Kimberlee Sue Moran is a forensic archaeologist. That means she helps the police when they uncover bodies or partial remains. She may work with the dead, but she’s no fan of the undead.
“I have a bit of a, I don’t want to say a fear of zombies, but I’m just not a big fan of them,” Moran said.
Moran is the reigning Scientist of the Year at the Philadelphia Geek Awards. Her work with zombies started with a talk last spring at Philadelphia’s Laurel Hill Cemetery. The goal was to explain the science of death and decomposition, using zombies as an entertaining twist.
“Zombies are the new vampires, we see zombies all the time in popular media,” Moran said. “But coming from a scientific point of view, it’s just not going to work.”
For example, a zombie would be too stiff to walk around much, thanks to rigor mortis, Moran says. And then there’s this:
“Basically, you’re liquefying from the inside out,” she said of decomposing bodies. “So if you’re not too stiff to go chasing after somebody, you’re going to be kind of sloshy and literally falling to pieces. You’re not going to be chasing after anybody.”

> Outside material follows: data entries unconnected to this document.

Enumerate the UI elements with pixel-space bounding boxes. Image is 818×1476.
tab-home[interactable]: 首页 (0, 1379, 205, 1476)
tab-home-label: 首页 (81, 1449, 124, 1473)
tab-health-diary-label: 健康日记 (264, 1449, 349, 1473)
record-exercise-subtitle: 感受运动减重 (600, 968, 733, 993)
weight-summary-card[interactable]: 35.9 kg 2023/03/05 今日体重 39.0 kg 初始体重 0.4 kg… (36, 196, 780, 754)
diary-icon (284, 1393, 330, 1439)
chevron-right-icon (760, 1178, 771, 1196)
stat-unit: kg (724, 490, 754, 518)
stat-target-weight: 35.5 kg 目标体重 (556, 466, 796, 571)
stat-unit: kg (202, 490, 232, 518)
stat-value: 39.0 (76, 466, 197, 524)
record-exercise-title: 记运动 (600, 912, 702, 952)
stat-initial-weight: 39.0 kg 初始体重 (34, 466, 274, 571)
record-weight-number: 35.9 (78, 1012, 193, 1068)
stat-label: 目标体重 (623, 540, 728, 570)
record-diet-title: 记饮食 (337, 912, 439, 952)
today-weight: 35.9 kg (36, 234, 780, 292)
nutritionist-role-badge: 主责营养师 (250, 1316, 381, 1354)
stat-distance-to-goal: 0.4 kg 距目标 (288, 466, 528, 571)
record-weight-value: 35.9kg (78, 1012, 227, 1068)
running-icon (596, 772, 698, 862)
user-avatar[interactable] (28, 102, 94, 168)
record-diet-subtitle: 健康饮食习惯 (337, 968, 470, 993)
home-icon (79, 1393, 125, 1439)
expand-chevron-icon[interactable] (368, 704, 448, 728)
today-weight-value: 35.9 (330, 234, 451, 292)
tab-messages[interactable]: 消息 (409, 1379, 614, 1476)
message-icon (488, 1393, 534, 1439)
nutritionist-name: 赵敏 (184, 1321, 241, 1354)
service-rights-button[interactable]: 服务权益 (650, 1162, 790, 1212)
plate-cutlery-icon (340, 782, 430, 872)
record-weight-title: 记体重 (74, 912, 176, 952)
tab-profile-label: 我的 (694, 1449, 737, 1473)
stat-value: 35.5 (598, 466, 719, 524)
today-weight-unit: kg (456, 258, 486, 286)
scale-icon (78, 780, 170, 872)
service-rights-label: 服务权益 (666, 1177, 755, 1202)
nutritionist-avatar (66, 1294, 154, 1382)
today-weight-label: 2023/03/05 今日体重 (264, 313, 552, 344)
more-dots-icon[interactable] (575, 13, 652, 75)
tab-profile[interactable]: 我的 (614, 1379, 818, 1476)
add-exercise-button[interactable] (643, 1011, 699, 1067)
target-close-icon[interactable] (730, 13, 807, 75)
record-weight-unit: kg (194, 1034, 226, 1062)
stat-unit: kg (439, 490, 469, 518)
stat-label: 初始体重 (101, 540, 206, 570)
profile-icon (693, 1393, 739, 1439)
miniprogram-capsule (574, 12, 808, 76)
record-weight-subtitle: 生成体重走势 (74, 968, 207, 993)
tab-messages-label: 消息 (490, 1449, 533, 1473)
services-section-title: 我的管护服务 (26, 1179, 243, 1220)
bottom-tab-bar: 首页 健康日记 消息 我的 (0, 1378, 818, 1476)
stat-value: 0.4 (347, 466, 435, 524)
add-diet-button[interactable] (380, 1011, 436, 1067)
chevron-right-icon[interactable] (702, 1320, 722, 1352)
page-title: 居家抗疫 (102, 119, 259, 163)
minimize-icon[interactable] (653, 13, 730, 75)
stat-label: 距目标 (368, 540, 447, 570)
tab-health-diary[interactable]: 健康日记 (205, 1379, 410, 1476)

Her survival guide does come with a caveat of sorts. Moran’s talking about traditional zombies — back-from-the-dead types, not those newfangled zombies possessed by biological agents and whatnot.
Still, her message is simple: Don’t fret, you’d be fine in a zombie apocalypse.
“If you’re someone like me who’s not a big fan of zombies, you can sleep easy tonight knowing that you’re safe, that no zombies are going to come and get you,” Moran said.